C'est six siècles plus tard que démarre le roman Un cantique pour Leibowitz. En ce XXVIème siècle le monde a sombré dans l'obscurantisme ; le savoir est un crime et les hommes, devenus« simples d'esprit », revendiquent haut et fort leur ignorance. Dans ce contexte les moines de l'ordre albertien de Leibowitz (Saint Albert est le patron des scientifiques) poursuivent néanmoins leur oeuvre, préservant en les recopiant, sans les comprendre, les quelques rares textes ayant échappé à l'autodafé. Mais le jeune frère Francis croise la route d'un ermite qui lui fait découvrir un vieil abri anti-atomique dans lequel se trouvent des documents signés de la main de Leibowitz lui-même. Il n'en faut pas plus pour que la rumeur enfle dans l'abbaye : l'ermite en question, que personne ne revoit, serait tout simplement la réincarnation de Leibowitz. Cela pèse surtout fortement sur le procès en béatification du martyr qui s'ouvre et durera de nombreuses années ; son issue pourrait bien laisser entrevoir, ou non, la fin de l'obscurantisme et le renouveau de la science...

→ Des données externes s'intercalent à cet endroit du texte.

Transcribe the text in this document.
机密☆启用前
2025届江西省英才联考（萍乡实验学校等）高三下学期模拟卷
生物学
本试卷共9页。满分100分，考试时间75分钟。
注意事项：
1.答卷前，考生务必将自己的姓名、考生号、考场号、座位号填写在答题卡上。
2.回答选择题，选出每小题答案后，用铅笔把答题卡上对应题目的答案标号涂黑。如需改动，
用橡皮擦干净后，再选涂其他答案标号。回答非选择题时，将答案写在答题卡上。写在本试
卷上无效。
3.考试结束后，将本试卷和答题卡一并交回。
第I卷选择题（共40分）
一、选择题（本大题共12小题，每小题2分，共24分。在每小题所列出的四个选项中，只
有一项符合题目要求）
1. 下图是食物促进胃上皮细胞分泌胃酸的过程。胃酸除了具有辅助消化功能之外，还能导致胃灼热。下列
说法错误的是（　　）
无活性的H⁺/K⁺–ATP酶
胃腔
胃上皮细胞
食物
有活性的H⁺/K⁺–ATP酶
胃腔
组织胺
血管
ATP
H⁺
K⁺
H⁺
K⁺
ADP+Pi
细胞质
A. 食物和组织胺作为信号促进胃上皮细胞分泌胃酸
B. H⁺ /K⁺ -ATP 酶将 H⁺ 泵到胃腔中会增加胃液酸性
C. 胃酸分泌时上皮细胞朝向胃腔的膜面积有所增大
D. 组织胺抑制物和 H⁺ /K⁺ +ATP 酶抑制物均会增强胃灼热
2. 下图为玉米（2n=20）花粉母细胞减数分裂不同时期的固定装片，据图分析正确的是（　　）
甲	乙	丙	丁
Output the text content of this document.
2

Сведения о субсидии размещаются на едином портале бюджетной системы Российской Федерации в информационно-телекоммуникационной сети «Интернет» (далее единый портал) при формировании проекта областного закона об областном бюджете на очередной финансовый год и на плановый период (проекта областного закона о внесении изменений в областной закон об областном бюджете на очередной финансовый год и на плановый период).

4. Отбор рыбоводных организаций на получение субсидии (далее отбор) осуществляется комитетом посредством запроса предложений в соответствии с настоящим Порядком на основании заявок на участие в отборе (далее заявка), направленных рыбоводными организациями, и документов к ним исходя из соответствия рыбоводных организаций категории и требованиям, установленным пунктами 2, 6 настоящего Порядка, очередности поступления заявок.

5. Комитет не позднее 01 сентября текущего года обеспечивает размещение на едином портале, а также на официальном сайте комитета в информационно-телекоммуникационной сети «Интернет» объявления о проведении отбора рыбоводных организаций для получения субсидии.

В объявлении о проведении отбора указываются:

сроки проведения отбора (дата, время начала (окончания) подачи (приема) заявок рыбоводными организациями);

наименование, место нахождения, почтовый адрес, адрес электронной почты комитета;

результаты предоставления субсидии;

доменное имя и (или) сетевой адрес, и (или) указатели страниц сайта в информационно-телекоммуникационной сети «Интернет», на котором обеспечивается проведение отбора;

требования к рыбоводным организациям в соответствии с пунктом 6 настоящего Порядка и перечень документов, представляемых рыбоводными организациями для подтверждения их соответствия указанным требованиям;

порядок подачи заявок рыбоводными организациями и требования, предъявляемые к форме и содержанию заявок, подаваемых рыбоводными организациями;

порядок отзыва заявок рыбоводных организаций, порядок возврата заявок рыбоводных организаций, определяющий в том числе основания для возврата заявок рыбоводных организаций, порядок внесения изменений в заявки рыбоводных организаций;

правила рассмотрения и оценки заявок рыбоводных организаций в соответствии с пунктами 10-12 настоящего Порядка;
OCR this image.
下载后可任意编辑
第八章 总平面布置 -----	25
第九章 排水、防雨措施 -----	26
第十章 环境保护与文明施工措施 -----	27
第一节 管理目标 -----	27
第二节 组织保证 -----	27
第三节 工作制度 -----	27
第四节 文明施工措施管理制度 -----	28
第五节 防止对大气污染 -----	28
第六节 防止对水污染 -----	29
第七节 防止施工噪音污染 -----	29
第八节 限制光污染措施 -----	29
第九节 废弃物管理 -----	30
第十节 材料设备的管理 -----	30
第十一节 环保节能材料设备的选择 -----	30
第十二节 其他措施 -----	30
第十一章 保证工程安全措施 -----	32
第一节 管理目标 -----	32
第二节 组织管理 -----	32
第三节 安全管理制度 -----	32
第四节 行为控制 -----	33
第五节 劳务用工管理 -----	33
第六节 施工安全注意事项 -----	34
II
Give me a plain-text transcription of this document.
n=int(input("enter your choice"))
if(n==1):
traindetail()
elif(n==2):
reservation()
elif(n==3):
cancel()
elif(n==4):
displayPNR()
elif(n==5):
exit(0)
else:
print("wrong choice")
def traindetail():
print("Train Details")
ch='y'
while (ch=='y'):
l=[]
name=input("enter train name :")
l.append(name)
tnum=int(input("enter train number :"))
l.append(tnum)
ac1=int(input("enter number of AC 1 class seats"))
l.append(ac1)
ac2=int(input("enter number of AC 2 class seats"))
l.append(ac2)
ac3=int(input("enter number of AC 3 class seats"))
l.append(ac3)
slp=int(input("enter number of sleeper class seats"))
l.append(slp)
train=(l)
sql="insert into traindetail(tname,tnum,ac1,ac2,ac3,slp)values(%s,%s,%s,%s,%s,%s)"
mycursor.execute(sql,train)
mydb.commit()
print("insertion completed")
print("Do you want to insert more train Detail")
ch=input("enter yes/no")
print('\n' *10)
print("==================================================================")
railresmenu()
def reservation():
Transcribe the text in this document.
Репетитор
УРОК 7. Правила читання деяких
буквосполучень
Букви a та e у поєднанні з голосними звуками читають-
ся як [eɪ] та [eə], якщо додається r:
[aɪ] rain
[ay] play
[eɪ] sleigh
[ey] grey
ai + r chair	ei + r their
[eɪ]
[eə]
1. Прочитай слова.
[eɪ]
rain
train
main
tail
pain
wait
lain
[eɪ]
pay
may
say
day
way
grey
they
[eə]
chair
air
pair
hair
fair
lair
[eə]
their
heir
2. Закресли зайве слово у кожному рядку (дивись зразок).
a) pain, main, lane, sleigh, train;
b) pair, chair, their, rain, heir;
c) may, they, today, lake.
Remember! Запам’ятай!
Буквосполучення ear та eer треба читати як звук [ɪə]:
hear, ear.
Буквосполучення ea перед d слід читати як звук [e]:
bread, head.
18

De fait, six autres siècles plus tard, la science est redevenue un honorable sujet d'études, l'enseignement est de nouveau autorisé et on publie quelques livres. Cela ne va pas sans créer de nombreux schismes dans la Nouvelle Rome, mais les désirs de conquêtes et de pouvoir des grands seigneurs prédominent et les progrès scientifiques peuvent servir leur cause. C'est dans un tel contexte qu'un scientifique à la solde de l'un de ces seigneurs se rend dans l'abbaye de l'ordre albertien de Leibowitz pour consulter son immense documentation. Sur place il prend conscience que ses travaux personnels ne sont qu'une redite de ce qui avait été découvert dans un autre temps ; c'est aussi l'occasion pour lui de débattre avec l'abbé sur le sens et l'éthique du progrès.

Le futur arbitrera ce débat puisque six nouveaux siècles plus tard la guerre nucléaire fait à nouveau rage. La situation est si tendue que la Nouvelle Rome ordonne à l'abbaye de Leibowitz de mettre à exécution le Quo peregrinatur grex, un plan destiné à perpétuer l'Église sur des planètes-colonies lointaines au cas où le pire devait à nouveau se produire sur Terre. C'est ce que s'attache à organiser l'abbé alors qu'il doit parallèlement accueillir les malades et irradiés d'un récent bombardement. Cela donne d'ailleurs lieu à un nouveau débat entre le religieux et le médecin, celui-ci portant sur la souffrance et l'euthanasie.

Cette structure tripartite est directement issue de la genèse de l'oeuvre de Walter M. MILLER. Celle-ci est en effet un « fix-up » de trois nouvelles indépendantes formant un tout cohérent, un roman post-apocalyptique qui prend la forme d'une vaste réflexion philosophique. D'ailleurs aucun personnage ne prend véritablement l'ascendant sur les autres, pas même Leibowitz qui n'est évoqué qu'indirectement. Dans Un cantique pour Leibowitz l'individu s'incline face à la mission suprême de l'ordre monastique, et l'auteur aborde des thèmes universels tels celui du savoir versus l'ignorance, ainsi que celui de la morale à appliquer aux sciences ; plus largement MILLER oppose progrès de l'esprit et éternité de l'âme, pouvoirs séculier et régulier.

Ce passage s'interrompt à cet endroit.